Mexican Grand Prix pressing on amid earthquake tragedy

Organisers of Formula 1's Mexican Grand Prix are pressing ahead with plans to host the 2017 edition of the race, amid the devastating earthquake that struck the country this week

Mexican Grand Prix pressing on amid earthquake tragedy

A 7.1 magnitude earthquake hit Mexico City on Tuesday evening and has so far killed at least 250 people.

Mexican GP organisers do not expect the devastation to disrupt the race, which is due to take place at the end of next month.

They say they are still finalising plans for F1's October visit to the Hermanos Rodriguez circuit, which has passed two earthquake inspections without cause for concern, and believe the race will take on added significance in the wake of this national disaster.

Federico Gonzalez, managing director of the Mexican GP, said: "We have been very lucky. We have examined the Autodromo Hermanos Rodriguez and we can confirm the track has suffered no damage and is in optimum condition ahead of the race.

"[But] our priority at the moment is the recovery of the city. We are united with the individuals and families affected.

"The Mexican spirit of humanity and determination are a force to be reckoned with and it's heartening to see this in action across the city.

"As demonstrated during the two most recent editions of the Mexico Grand Prix, when the Mexican people come together we achieve incredible things.

"At this moment, we are all united and working together making sure we get through this.

"We want to reach out to the international community and seek their support over the coming weeks and months; there are lots of ways people can help.

"We deeply appreciate all the support and affection already demonstrated from all over the world."

Rodrigo Sanchez Peraza, national press officer and marketing director for the Mexican GP, said the circuit had been revamped for its 2015 return to Formula 1 with the threat of earthquakes in mind.

He said the race could "absolutely" act as a rallying point for the nation, as it tries to recover from the tragedy, and he does not expect spectators will stay away for fear of further tremors.

"We'll continue doing the assessments as we go, but so far there's really no concern - we'll have a race," he said.

"We need to remain together in the bad and the good, not only in the bad.
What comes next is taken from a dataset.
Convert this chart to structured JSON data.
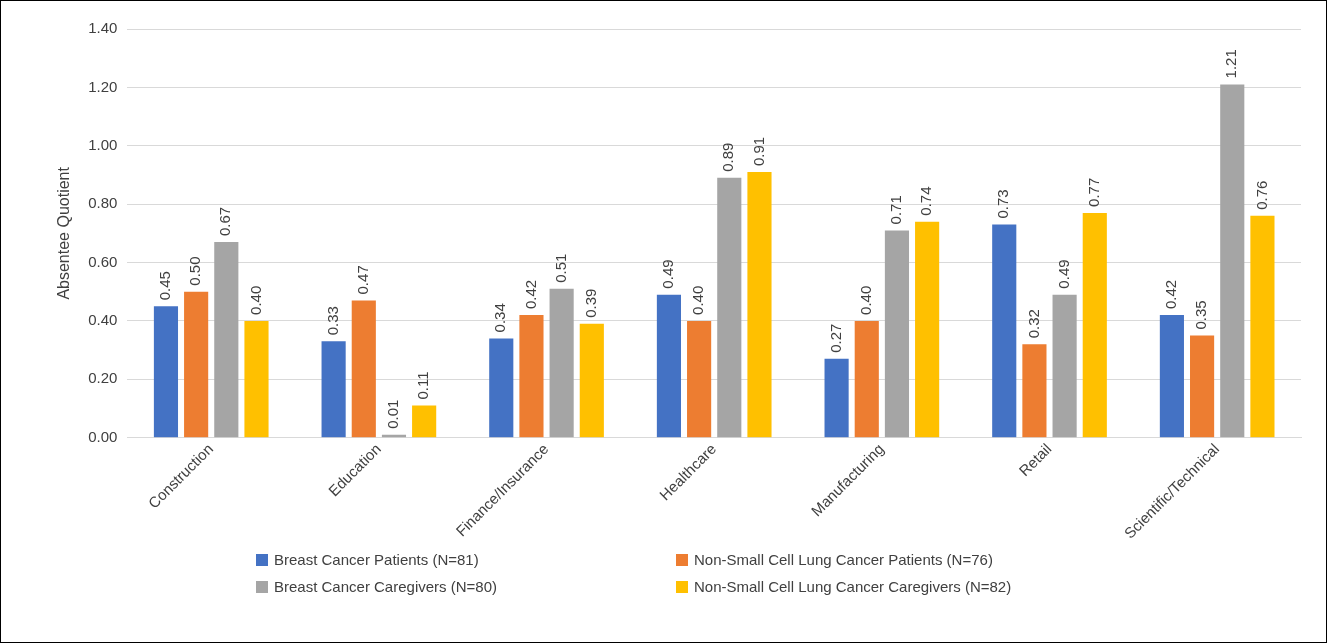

I think that's a powerful message and something we need to show.

"The same pride you see in the grandstands, we're seeing it in devastation zones right now."
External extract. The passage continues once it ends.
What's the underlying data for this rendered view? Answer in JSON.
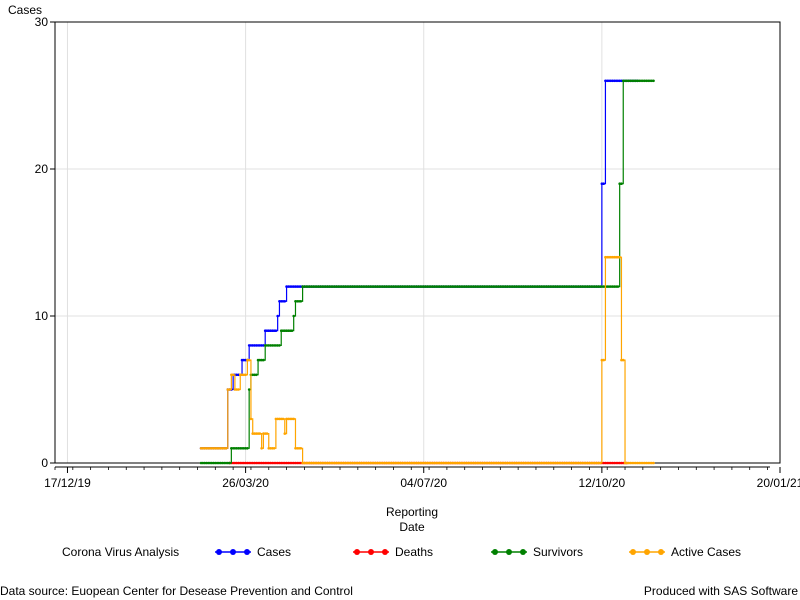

Mexican businessman Carlos Slim, whose patriotic driver programme helped propel Force India driver Sergio Perez into F1, is supporting relief efforts by pledging five pesos for every peso donated - a pledge also matched by Perez himself.

Mexican GP organisers are also urging people to support the country's recovery by donating to UNICEF Mexico, the Mexican Red Cross, Oxfam Mexico and Save the Children Mexico, as well as well as the foundations set up by Slim and Perez.